2009-09-23 10:44:34 | 哲学・思想
今日も内田樹ネタです。
(私は彼と考え方が似ているのです)

デモクラシーのコスト(内田樹の研究室)
http://blog.tatsuru.com/2009/09/17_1112.php

人類が誕生して数百万年、有史と言われる時代が1万年近くあるわけですが、紆余差局しつつ我々は「民主主義」という政治形態を採用しています。
(民主主義の定義は何かという小難しい話はここでは省きます)
共産主義でも社会主義でも、まして専制国家でも封建制度でもなく、なぜ「民主主義」なのでしょうか。

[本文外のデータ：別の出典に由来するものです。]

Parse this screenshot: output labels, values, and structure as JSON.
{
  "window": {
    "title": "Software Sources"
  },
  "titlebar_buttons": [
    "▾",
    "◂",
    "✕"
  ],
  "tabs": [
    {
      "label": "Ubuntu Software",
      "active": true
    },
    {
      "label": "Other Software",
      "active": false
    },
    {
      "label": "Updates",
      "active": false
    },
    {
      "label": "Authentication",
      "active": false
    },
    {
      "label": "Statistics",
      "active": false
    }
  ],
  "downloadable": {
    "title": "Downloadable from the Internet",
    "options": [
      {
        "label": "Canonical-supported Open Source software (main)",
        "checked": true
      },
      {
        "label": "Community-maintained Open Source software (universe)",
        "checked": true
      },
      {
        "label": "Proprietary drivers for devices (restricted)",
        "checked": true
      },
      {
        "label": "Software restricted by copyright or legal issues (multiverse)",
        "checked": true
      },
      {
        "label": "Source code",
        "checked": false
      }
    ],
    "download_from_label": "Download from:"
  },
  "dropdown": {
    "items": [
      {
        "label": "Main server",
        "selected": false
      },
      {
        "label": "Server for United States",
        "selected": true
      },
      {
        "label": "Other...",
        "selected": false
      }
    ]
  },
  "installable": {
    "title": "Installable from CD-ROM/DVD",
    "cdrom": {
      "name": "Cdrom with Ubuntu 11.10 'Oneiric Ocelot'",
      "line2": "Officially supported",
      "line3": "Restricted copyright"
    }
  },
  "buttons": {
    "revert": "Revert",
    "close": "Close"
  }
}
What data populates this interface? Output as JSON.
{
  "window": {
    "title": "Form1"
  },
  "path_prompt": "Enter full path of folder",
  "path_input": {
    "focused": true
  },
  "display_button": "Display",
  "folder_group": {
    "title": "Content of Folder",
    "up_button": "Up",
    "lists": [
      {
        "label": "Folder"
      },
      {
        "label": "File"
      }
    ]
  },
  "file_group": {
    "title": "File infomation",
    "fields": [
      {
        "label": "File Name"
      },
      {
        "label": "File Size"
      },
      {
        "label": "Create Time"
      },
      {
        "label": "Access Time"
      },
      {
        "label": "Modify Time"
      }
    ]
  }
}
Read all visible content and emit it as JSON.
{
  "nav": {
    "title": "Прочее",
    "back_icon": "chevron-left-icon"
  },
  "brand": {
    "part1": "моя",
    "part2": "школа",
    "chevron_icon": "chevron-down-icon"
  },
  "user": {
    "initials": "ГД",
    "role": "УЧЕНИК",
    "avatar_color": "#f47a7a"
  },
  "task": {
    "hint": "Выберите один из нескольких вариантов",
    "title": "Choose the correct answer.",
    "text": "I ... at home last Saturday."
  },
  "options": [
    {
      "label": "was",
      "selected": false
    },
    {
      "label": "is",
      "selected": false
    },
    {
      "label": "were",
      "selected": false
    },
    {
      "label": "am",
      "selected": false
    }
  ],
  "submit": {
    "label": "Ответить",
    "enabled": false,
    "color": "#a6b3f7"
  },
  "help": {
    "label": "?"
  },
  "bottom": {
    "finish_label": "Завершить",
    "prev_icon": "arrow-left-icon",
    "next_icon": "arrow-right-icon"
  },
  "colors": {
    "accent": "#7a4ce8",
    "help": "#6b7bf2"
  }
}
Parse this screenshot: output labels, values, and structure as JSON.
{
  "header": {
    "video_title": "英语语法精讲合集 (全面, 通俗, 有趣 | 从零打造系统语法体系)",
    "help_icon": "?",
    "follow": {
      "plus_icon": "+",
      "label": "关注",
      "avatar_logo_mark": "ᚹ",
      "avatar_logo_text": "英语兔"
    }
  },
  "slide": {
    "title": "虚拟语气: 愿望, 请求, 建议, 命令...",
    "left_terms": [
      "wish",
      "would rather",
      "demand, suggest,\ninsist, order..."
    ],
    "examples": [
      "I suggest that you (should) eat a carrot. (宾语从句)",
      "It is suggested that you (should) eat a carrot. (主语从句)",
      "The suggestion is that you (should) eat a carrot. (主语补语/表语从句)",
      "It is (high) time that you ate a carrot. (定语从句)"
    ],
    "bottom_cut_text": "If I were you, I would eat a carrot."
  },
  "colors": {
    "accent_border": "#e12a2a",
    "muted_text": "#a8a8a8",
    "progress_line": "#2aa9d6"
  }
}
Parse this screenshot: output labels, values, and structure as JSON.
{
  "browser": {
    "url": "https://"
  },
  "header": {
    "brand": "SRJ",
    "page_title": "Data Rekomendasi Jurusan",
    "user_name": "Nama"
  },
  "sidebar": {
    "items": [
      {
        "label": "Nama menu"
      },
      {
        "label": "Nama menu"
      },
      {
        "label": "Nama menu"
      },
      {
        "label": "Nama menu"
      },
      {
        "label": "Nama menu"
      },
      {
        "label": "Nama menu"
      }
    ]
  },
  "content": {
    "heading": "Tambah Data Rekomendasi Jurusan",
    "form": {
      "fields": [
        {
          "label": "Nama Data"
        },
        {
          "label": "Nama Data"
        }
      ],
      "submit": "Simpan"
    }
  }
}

歴史にあまり興味のない人は、共産主義=旧ソ連的な暗い社会や、専制国家=中世の貴族社会などをイメージするかもしれません。
一部の富める権力者と多くの奴隷のような労働者というピラミッド構造に終わりを告げた制度が民主主義なのだと。
参政権や投票権を国民全員に与えられ、国民一人ひとりが主役の制度であると。
実際、私は学校で「いかに民主主義が素晴らしいか」ということを無根拠に教わりました。
正確にいえば無根拠ではなく、実態的には「いかに共産主義や専制国家がひどいか」という話の相対として「民主主義の素晴らしさ」を説かれたのです。
私が小さい頃は、熟年の先生は戦後の影響を色濃く受けており、そしてまだ冷戦下でありましたので「大きな物語」が通用する時代でした。
先生は民主主義の素晴らしさを生徒に教えるのに苦労する時代ではなかったのです。

しかし、このは教え方はフェアではありません

我々が本当の意味で民主主義の素晴らしさに気づくためには、民主主義の利点と共産主義の欠点に光を当てるとともに、民主主義の欠点と共産主義の利点にも光を当てなければなりません。
民主主義への信任が国民の思考停止によって維持されているものだとしたら、その上に成立している民主主義・政治というものもまた思考停止によって維持されているものだからです。
国民が民主主義をよりよく理解することによって、より政治が洗練されていくものだということを知ることが重要です。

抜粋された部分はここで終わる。